Now when all the people saw the thunder and the flashes of lightning and the sound of the trumpet and the mountain smoking, the people were afraid and trembled, and they stood far off and said to Moses, “You speak to us, and we will listen; but do not let God speak to us, lest we die.” Moses said to the people, “Do not fear, for God has come to test you, that the fear of him may be before you, that you may not sin.” The people stood far off, while Moses drew near to the thick darkness where God was. (Exodus 20:18-21)
God does not want us to be afraid of him, but he does want us to fear him.
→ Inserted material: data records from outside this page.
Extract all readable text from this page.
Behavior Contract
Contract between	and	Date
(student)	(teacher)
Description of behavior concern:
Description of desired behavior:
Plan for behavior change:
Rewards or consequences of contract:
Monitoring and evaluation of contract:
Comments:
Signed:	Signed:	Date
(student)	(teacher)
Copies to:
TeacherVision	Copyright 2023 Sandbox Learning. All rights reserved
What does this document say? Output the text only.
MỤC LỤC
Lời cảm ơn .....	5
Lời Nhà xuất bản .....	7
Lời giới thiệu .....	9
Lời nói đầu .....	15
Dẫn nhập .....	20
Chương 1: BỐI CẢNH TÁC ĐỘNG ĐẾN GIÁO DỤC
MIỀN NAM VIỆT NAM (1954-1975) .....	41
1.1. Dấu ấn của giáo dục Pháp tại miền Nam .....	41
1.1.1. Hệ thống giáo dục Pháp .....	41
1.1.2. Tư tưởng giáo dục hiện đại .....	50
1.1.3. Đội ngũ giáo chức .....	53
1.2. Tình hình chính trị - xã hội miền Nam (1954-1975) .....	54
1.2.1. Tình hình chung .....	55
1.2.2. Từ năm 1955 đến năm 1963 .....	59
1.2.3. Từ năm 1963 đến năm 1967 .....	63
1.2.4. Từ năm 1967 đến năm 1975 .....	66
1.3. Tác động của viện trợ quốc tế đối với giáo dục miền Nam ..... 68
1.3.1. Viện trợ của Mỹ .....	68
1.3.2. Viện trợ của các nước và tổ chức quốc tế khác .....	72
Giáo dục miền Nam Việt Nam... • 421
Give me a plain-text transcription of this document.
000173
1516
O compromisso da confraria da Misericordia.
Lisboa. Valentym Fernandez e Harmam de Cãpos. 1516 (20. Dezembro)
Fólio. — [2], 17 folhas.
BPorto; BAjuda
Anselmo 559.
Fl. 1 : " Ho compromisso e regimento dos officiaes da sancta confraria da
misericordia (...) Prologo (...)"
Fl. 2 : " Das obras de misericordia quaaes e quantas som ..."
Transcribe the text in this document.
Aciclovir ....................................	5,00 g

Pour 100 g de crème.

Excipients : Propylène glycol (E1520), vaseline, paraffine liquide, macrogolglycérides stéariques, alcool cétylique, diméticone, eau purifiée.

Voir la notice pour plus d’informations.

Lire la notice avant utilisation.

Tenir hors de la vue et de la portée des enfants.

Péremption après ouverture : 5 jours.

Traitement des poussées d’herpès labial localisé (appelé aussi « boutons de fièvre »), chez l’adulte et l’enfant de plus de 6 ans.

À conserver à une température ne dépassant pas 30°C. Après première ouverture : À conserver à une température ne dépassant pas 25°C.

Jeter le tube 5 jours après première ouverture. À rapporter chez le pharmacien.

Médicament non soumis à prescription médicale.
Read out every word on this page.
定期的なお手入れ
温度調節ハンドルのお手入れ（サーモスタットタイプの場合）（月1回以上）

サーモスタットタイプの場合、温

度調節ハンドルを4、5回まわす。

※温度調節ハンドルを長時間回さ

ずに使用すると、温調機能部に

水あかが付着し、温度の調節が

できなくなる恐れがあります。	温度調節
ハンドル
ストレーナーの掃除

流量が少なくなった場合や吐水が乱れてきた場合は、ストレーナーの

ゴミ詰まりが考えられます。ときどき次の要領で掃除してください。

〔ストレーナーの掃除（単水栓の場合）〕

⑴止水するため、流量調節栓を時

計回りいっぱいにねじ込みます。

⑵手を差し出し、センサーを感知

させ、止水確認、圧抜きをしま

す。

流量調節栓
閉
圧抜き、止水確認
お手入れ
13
Confused? Let me try to explain.
We are very familiar with fear as a negative thing. Fear locks people up. Fear paralyses. Fear prevents people doing the things they know they should do. Fear robs people of their peace and causes them to live under the cloud of worry and anxiety. There is the fear of man, the fear of failure, the fear of death, along with all manner of phobias and neurosis. Christ came to set us free from all such fear.
But there is another kind of fear, a positive kind, a kind that is often neglected and rarely taught.
I was thinking about this recently as I was talking to my son about crossing the road. Now, on the one hand although I don't want my son to be afraid of the road, to tremble and panic whenever he reaches the kerb, I do want to instil in him a fear of sorts. A fear that gives him a correct sense of danger and that will keep him from putting himself into a situation that could harm or kill him. This kind of fear could save his life! That's a positive thing.
This, I believe, is the correct purpose of fear: a strong motivational force that gives us a correct sense of danger and keeps us from situations that would cause us harm.
A fear of heights is a bad thing, but it has at its root an inbuilt recognition of the danger of falling from heights. We need such recognition of danger to make sure we treat such situations with the utmost care. No fear in this case would be worse than too much fear. As usual with the strategies of the enemy, the phobias he locks people up with are not original inventions, but merely distortions of the good things of God. A brave man is not a man without fear, but a man who can overcome his fears.
This is the kind of fear we should have for God. Not a fear that locks us up and keeps us from coming into his presence. We know that we are forgiven, accepted, invited sons who can come with boldness before God's throne of grace. But to have no fear, here as elsewhere is worse than too much fear. We need to recognise that our God is not "safe!" He is not an indulgent grandparent who winks at our misbehaviour and panders to our demands. He is an awesome holy righteous God, a consuming fire, a God who expresses his holy wrath against sin every day (Ps 7:11). He is our father, whose love will not shrink from discipline when it is needed.
The fear of God is designed to keep us from the situations that would harm us. Keep us from the consequences of bad decisions, and keep us from unnecessary discipline. Like children, if we cannot understand why we should do right, we can at least fear what will happen if we do wrong. God wants us to fear him that we might not sin.
The fear of God is not to keep us from coming, but to keep us from straying.